I’m also facing the same issue. If I’m deploying one container on one endpoint, then it works perfectly.
But when I’m trying to deploy the multiple containers on an endpoint. Then the serve file is not going inside the ping function, which means the container cannot ping.
Any Suggestions will be appreciatable
Thanks
2
Answers
The issue has been resolved. This is because in sagemaker multicontainer endpoint, it listens to that port only which is in the ['SAGEMAKER_BIND_TO_PORT'] environment variable. And when I print that port value from the['SAGEMAKER_BIND_TO_PORT'] environment variable each time on cloud watch I'm seeing the random port value.
So, I just write the code to replace the port value[8080] in nginx.conf file from the value which is inside the ['SAGEMAKER_BIND_TO_PORT'] environment variable.
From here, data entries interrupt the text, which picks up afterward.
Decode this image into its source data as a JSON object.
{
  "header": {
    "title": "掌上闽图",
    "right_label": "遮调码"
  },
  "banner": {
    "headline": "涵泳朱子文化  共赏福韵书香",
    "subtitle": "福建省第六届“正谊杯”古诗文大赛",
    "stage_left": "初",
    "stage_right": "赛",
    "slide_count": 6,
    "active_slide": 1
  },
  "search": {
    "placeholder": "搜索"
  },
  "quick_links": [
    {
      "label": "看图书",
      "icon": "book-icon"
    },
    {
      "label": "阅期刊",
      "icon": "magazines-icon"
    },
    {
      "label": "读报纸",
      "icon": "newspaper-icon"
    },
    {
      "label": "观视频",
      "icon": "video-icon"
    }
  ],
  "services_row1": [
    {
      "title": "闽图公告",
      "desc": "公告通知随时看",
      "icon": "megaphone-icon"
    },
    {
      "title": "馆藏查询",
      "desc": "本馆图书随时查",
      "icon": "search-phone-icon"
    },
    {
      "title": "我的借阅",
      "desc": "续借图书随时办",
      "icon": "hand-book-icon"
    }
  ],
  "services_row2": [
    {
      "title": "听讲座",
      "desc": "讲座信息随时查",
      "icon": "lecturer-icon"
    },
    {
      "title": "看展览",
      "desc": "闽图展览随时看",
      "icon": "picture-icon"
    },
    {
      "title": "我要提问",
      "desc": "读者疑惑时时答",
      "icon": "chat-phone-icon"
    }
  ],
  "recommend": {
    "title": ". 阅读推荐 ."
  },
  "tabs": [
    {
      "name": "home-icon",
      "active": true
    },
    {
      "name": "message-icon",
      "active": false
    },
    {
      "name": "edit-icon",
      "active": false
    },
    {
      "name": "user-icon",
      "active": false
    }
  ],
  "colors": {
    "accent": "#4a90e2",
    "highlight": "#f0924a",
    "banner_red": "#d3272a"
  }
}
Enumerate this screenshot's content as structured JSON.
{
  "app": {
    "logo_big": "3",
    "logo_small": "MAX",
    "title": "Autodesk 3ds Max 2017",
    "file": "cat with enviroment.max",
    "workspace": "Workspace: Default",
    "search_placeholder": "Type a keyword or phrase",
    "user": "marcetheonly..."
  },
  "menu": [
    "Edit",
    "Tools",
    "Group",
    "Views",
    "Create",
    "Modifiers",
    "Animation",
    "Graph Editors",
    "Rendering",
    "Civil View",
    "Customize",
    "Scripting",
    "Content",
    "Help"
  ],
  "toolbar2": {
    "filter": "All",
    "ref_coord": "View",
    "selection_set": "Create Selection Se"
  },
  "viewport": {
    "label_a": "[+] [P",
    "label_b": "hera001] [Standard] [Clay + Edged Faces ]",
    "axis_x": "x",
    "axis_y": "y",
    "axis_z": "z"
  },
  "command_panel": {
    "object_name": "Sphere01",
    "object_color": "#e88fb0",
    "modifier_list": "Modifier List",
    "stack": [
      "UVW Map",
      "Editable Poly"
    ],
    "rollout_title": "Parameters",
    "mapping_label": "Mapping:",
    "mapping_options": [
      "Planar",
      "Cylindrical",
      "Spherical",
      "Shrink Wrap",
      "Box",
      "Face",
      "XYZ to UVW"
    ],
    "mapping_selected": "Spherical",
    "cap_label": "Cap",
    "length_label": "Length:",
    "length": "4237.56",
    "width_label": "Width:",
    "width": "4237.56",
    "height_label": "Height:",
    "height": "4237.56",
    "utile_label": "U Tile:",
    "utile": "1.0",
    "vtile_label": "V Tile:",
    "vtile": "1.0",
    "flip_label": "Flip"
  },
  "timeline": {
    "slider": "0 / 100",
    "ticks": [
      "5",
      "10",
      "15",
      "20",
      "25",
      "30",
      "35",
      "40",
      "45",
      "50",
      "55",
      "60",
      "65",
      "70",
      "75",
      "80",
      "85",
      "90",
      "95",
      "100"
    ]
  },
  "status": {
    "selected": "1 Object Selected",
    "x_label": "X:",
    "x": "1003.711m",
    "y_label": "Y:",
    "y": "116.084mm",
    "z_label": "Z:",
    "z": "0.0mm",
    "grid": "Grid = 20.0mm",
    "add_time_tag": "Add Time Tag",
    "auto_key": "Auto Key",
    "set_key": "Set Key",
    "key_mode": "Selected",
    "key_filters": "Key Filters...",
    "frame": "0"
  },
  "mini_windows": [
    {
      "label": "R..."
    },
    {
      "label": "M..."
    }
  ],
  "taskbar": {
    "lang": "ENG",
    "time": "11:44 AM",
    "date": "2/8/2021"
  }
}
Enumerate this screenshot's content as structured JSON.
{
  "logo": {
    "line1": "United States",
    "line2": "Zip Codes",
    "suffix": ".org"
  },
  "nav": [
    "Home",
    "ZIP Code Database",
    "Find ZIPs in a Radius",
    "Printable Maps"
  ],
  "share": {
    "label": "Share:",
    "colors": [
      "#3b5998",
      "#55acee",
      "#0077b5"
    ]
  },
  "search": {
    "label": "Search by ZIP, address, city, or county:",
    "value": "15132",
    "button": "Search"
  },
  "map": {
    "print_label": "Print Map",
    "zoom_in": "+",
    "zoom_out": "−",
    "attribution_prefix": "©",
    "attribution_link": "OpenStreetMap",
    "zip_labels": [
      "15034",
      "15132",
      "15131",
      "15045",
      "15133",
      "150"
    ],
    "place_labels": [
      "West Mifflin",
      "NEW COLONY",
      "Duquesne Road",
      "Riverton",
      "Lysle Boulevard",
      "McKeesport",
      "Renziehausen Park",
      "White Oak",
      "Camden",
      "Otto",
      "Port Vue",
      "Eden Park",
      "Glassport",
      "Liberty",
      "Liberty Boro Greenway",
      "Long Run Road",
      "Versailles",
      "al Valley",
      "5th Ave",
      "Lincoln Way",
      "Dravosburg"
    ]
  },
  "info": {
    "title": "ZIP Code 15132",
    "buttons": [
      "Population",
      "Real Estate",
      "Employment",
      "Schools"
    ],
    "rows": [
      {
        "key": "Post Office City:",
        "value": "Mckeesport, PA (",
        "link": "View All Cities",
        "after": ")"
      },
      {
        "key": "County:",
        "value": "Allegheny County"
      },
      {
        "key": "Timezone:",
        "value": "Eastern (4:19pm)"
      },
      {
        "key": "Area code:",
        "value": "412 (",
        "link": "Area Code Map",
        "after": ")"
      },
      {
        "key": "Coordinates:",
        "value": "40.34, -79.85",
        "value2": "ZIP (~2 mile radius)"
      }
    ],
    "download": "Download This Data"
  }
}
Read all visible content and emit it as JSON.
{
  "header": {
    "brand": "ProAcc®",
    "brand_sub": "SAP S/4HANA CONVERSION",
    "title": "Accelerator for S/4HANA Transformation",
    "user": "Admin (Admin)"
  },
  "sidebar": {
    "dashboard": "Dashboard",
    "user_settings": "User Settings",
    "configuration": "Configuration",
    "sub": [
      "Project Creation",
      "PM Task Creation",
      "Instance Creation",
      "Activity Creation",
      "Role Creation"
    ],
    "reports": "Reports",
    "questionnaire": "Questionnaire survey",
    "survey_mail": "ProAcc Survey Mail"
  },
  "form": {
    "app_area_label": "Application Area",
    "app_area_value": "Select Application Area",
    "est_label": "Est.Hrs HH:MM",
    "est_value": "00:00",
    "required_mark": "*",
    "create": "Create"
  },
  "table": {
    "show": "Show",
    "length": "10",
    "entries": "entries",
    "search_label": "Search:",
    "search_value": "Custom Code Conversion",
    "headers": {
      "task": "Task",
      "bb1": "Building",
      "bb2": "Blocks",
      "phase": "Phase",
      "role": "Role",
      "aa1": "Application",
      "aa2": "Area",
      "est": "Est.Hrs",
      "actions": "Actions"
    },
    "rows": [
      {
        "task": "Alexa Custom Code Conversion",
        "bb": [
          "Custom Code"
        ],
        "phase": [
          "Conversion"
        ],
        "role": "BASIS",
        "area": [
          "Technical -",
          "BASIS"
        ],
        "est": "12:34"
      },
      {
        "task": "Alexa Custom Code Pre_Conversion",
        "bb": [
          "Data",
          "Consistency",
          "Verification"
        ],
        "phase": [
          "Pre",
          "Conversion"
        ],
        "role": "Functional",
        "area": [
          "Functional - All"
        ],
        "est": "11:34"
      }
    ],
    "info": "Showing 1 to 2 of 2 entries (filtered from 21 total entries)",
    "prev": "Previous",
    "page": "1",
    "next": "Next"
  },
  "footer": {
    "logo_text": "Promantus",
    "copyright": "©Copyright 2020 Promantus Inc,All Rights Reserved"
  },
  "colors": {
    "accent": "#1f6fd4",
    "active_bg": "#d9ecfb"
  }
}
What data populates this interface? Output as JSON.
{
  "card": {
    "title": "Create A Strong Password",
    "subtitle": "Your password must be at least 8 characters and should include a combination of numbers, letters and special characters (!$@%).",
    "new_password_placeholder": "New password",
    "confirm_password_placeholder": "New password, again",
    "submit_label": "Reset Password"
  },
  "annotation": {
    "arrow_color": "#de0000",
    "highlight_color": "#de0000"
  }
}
And that's helped me to solve the same.
Thanks.
could you share/post your logs? Please make sure that your directory structure with your Dockerfile is following this format: https://github.com/RamVegiraju/SageMaker-Deployment/tree/master/RealTime/Multi-Container/mce-custom. Additionally make sure in your Dockerfile you are installing your dependencies properly and can build your image. Also make sure to check your predictor.py in the /ping health check route is correctly loading your model. Usually a health check error is a result of your model not being loaded properly, without this the endpoint will fail to create as a result. I would add logging statements in your predictor.py file in general to get a more accurate picture of what is happening with your inference code.